Catholicism is at the core of the so-called “Madonna-whore complex,” in which women are seen as being either chaste and virtuous or promiscuous and immoral. Theorists have long explored how that dichotomy is steeped in misogyny. Stereotypes based on that dichotomy have been used to justify perpetrators’ violence against women.
Take the example of Roman baroque painter Artemisia Gentileschi, who was raped by her painter-mentor, Agostino Tassi, in 1611 at the age of 17. She gave testimony in court, was physically tortured during the trial and treated as a promiscuous seductress.
Tassi was protected by the pope and set free; Gentileschi, despite being a brilliant artist, was shamed and erased from public memory for centuries.
The influence of Catholicism has also contributed to customs and a legal system that can make women more vulnerable. Italy’s abortion laws allow Catholic doctors to “conscientiously object” to performing a termination, forcing women seeking the procedure to travel across the country or abroad.
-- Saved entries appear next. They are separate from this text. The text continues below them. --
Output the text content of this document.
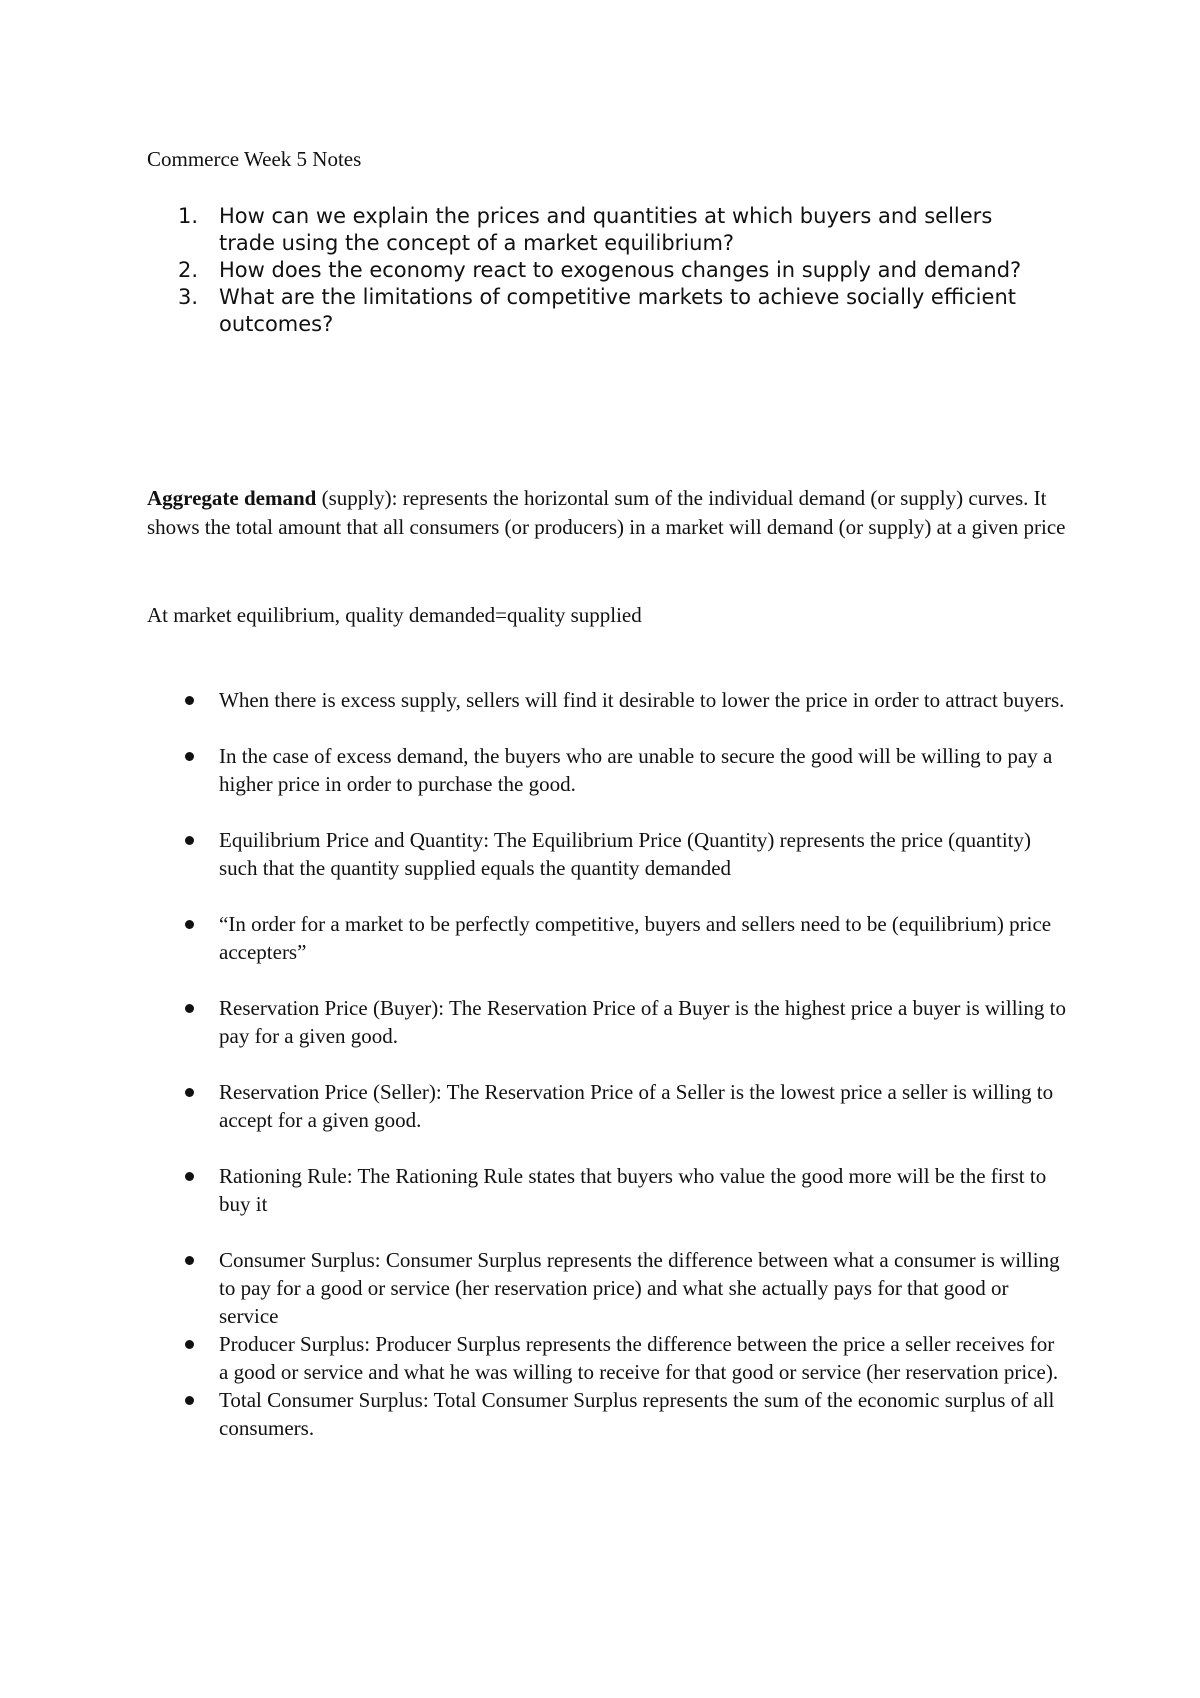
Commerce Week 5 Notes
1. How can we explain the prices and quantities at which buyers and sellers trade using the concept of a market equilibrium?
2. How does the economy react to exogenous changes in supply and demand?
3. What are the limitations of competitive markets to achieve socially efficient outcomes?

Aggregate demand (supply): represents the horizontal sum of the individual demand (or supply) curves. It shows the total amount that all consumers (or producers) in a market will demand (or supply) at a given price

At market equilibrium, quality demanded=quality supplied

When there is excess supply, sellers will find it desirable to lower the price in order to attract buyers.
In the case of excess demand, the buyers who are unable to secure the good will be willing to pay a higher price in order to purchase the good.
Equilibrium Price and Quantity: The Equilibrium Price (Quantity) represents the price (quantity) such that the quantity supplied equals the quantity demanded
“In order for a market to be perfectly competitive, buyers and sellers need to be (equilibrium) price accepters”
Reservation Price (Buyer): The Reservation Price of a Buyer is the highest price a buyer is willing to pay for a given good.
Reservation Price (Seller): The Reservation Price of a Seller is the lowest price a seller is willing to accept for a given good.
Rationing Rule: The Rationing Rule states that buyers who value the good more will be the first to buy it
Consumer Surplus: Consumer Surplus represents the difference between what a consumer is willing to pay for a good or service (her reservation price) and what she actually pays for that good or service
Producer Surplus: Producer Surplus represents the difference between the price a seller receives for a good or service and what he was willing to receive for that good or service (her reservation price).
Total Consumer Surplus: Total Consumer Surplus represents the sum of the economic surplus of all consumers.
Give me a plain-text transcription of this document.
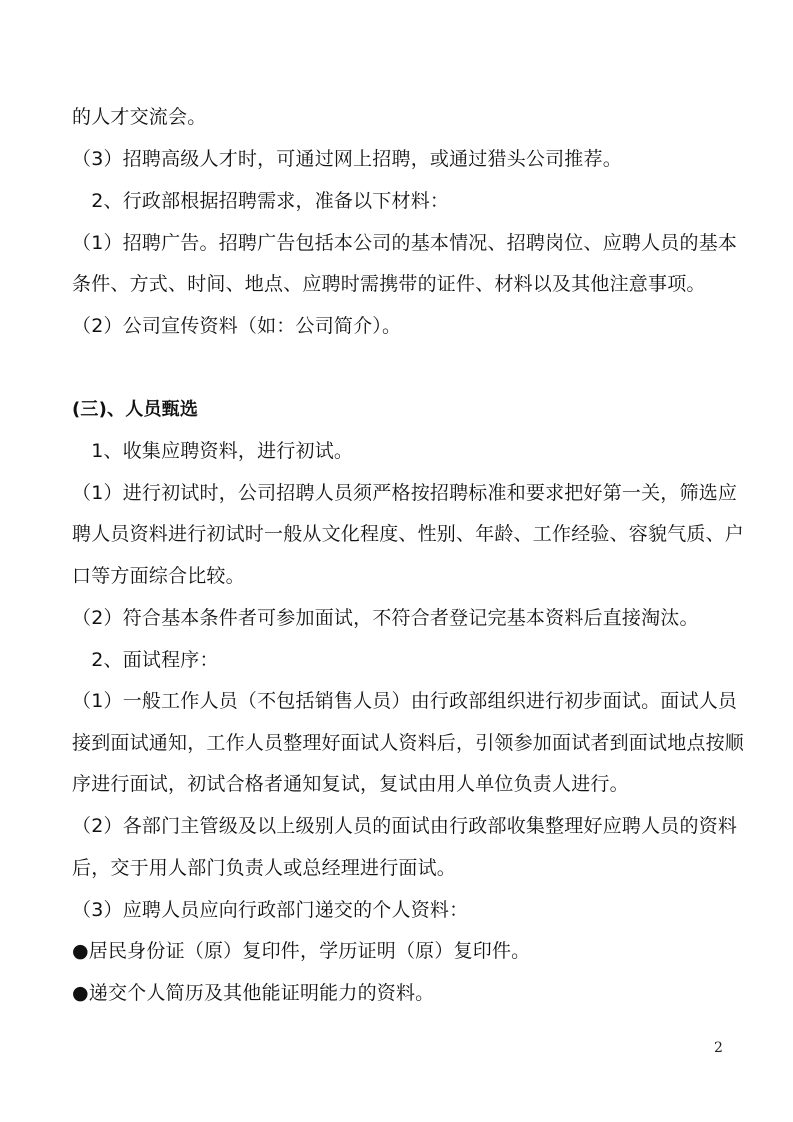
的人才交流会。
（3）招聘高级人才时，可通过网上招聘，或通过猎头公司推荐。
　2、行政部根据招聘需求，准备以下材料：
（1）招聘广告。招聘广告包括本公司的基本情况、招聘岗位、应聘人员的基本
条件、方式、时间、地点、应聘时需携带的证件、材料以及其他注意事项。
（2）公司宣传资料（如：公司简介）。
(三)、人员甄选
　1、收集应聘资料，进行初试。
（1）进行初试时，公司招聘人员须严格按招聘标准和要求把好第一关，筛选应
聘人员资料进行初试时一般从文化程度、性别、年龄、工作经验、容貌气质、户
口等方面综合比较。
（2）符合基本条件者可参加面试，不符合者登记完基本资料后直接淘汰。
　2、面试程序：
（1）一般工作人员（不包括销售人员）由行政部组织进行初步面试。面试人员
接到面试通知，工作人员整理好面试人资料后，引领参加面试者到面试地点按顺
序进行面试，初试合格者通知复试，复试由用人单位负责人进行。
（2）各部门主管级及以上级别人员的面试由行政部收集整理好应聘人员的资料
后，交于用人部门负责人或总经理进行面试。
（3）应聘人员应向行政部门递交的个人资料：
●居民身份证（原）复印件，学历证明（原）复印件。
●递交个人简历及其他能证明能力的资料。
2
Meanwhile, Catholic doctrine on contraception and abortion has forced women – even those made pregnant through rape or facing high-risk pregnancies – to give birth.
Research also suggests the Catholic Church’s teachings on divorce may cut off a route of escape for women trapped in violent relationships.
Meanwhile, Italy’s patriarchal traditions have bled into law and society in other ways.
The mandating of extreme leniency to those implicated in the killing of “spouses, daughters and sisters caught in illicit sex” was written into the country’s penal code until 1981. And even today, public figures refer to “crimes of passion” and “honor killings” in reference to the killing of women involved in “illicit” sexual relations.
Femicides do not occur in a vacuum; they are the outcome of a society that legitimises violence against women. And while I believe changes to the law to better protect Italy’s women are welcome, looking at the country’s culture – both past and present – may also be a necessary step. Until then, Italy’s daughters will not be safe, or fully free.